In 2008, he became a visiting assistant professor at Oberlin College, teaching painting fundamentals, figure painting, portrait painting, and intermediate drawing classes. He worked there until 2013. Since August 2014, he has served as the Visual Arts Teacher and the Director of the School of Fine Arts at Lake Ridge Academy.

== Artistic approach ==
Callaghan's work is composed of daily observations of the buildings and the modern Midwest landscape around him, specifically Northeast Ohio. He uses mediums such as pencil, ink, watercolor, and gouache on paper, and paints en plein air. Gouache is his medium of choice.

Callaghan typically starts painting his observations on site with a sketchbook in ink, then makes a larger, finished piece in his studio from the sketchbook in gouache. He thinks of photography as a tool, implementing it into his work as a complementary piece. The artist thinks of his workflow in thirds: the first third needing direct observation, and the second third can use a mechanical tool, like photography.

His philosophy is that when we observe a subject for a prolonged period of time, it continuously transforms our perspective about it as we continue to observe. The artist attributed this way of thinking to what first attracted him to painting.
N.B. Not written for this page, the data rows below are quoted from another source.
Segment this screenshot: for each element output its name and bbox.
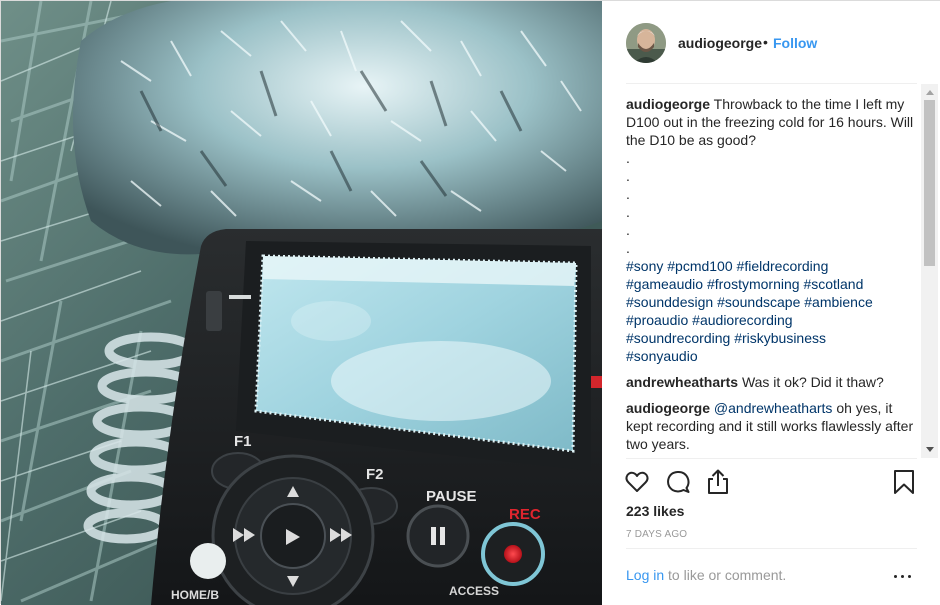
hashtag-line: #sounddesign #soundscape #ambience	[626, 293, 918, 311]
home-label: HOME/B	[171, 588, 219, 602]
pause-label: PAUSE	[426, 488, 477, 505]
more-options-icon[interactable]	[893, 567, 913, 583]
scroll-down-arrow-icon[interactable]	[926, 447, 934, 452]
hashtag-line: #sony #pcmd100 #fieldrecording	[626, 257, 918, 275]
comment-icon[interactable]	[665, 469, 691, 495]
comment-username[interactable]: audiogeorge	[626, 400, 710, 416]
avatar[interactable]	[626, 23, 666, 63]
post-author-username[interactable]: audiogeorge	[678, 35, 762, 51]
heart-icon[interactable]	[624, 469, 650, 495]
bookmark-icon[interactable]	[891, 469, 917, 495]
hashtag-line: #soundrecording #riskybusiness	[626, 329, 918, 347]
comments-scrollbar[interactable]	[921, 84, 938, 458]
hashtag-link[interactable]: #soundscape	[717, 294, 800, 310]
comment-text: Was it ok? Did it thaw?	[741, 374, 884, 390]
scrollbar-thumb[interactable]	[924, 100, 935, 266]
hashtag-link[interactable]: #fieldrecording	[737, 258, 829, 274]
recorder-photo-illustration: F1 F2 PAUSE REC ACCESS HOME/B	[1, 1, 602, 605]
f1-label: F1	[234, 433, 252, 450]
caption-username[interactable]: audiogeorge	[626, 96, 710, 112]
hashtag-link[interactable]: #pcmd100	[667, 258, 732, 274]
scroll-up-arrow-icon[interactable]	[926, 90, 934, 95]
hashtag-link[interactable]: #proaudio	[626, 312, 688, 328]
caption-dot: .	[626, 204, 630, 220]
likes-count[interactable]: 223 likes	[626, 503, 684, 519]
hashtag-link[interactable]: #frostymorning	[707, 276, 800, 292]
rec-label: REC	[509, 506, 541, 523]
hashtag-link[interactable]: #sonyaudio	[626, 348, 698, 364]
hashtag-line: #gameaudio #frostymorning #scotland	[626, 275, 918, 293]
comment-mention[interactable]: @andrewheatharts	[714, 400, 833, 416]
comment-item: audiogeorge @andrewheatharts oh yes, it …	[626, 399, 918, 453]
hashtag-link[interactable]: #sounddesign	[626, 294, 713, 310]
caption: audiogeorge Throwback to the time I left…	[626, 95, 918, 365]
comments-section[interactable]: audiogeorge Throwback to the time I left…	[602, 84, 940, 458]
hashtag-link[interactable]: #gameaudio	[626, 276, 703, 292]
caption-dot: .	[626, 186, 630, 202]
access-label: ACCESS	[449, 584, 499, 598]
login-prompt: Log in to like or comment.	[626, 567, 786, 583]
login-divider	[626, 548, 917, 549]
hashtag-link[interactable]: #sony	[626, 258, 663, 274]
post-actions	[602, 467, 940, 499]
login-link[interactable]: Log in	[626, 567, 664, 583]
comment-username[interactable]: andrewheatharts	[626, 374, 738, 390]
caption-dot: .	[626, 222, 630, 238]
avatar-image	[626, 23, 666, 63]
hashtag-link[interactable]: #audiorecording	[692, 312, 792, 328]
follow-button[interactable]: Follow	[773, 35, 817, 51]
hashtag-link[interactable]: #riskybusiness	[734, 330, 826, 346]
caption-dot: .	[626, 168, 630, 184]
post-timestamp[interactable]: 7 DAYS AGO	[626, 529, 687, 540]
post-side-panel: audiogeorge • Follow audiogeorge Throwba…	[602, 1, 940, 605]
f2-label: F2	[366, 466, 384, 483]
hashtag-link[interactable]: #soundrecording	[626, 330, 730, 346]
share-icon[interactable]	[705, 469, 731, 495]
comment-item: andrewheatharts Was it ok? Did it thaw?	[626, 373, 918, 391]
caption-dot: .	[626, 150, 630, 166]
hashtag-link[interactable]: #scotland	[803, 276, 863, 292]
hashtag-line: #sonyaudio	[626, 347, 918, 365]
comments-divider	[626, 458, 917, 459]
hashtag-link[interactable]: #ambience	[804, 294, 873, 310]
hashtag-line: #proaudio #audiorecording	[626, 311, 918, 329]
comments-list: audiogeorge Throwback to the time I left…	[626, 95, 918, 458]
post-photo[interactable]: F1 F2 PAUSE REC ACCESS HOME/B	[1, 1, 602, 605]
login-rest-text: to like or comment.	[664, 567, 787, 583]
header-separator: •	[763, 34, 768, 50]
instagram-post: F1 F2 PAUSE REC ACCESS HOME/B audiogeorg…	[0, 0, 940, 605]
caption-dot: .	[626, 240, 630, 256]
post-header: audiogeorge • Follow	[602, 1, 940, 83]
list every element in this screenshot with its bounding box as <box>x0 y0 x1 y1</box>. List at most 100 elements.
One of the reasons Callaghan transitioned away from his older style, working with oil, is because he thinks the idea of the paper being more fragile and being unable to scrape mistakes out and continue painting, instills a sense of discipline in him.

In 2022, journalist Shawn Mishak writing for Cleveland Scene characterized Callaghan's style as "recognizable with his signature chubby brush strokes building tonal shifts and shadow like a mosaic," while in 2012, Steven Litt said the primary appeal in his style comes from his technique, making every low-velocity brushstroke separate and distinct.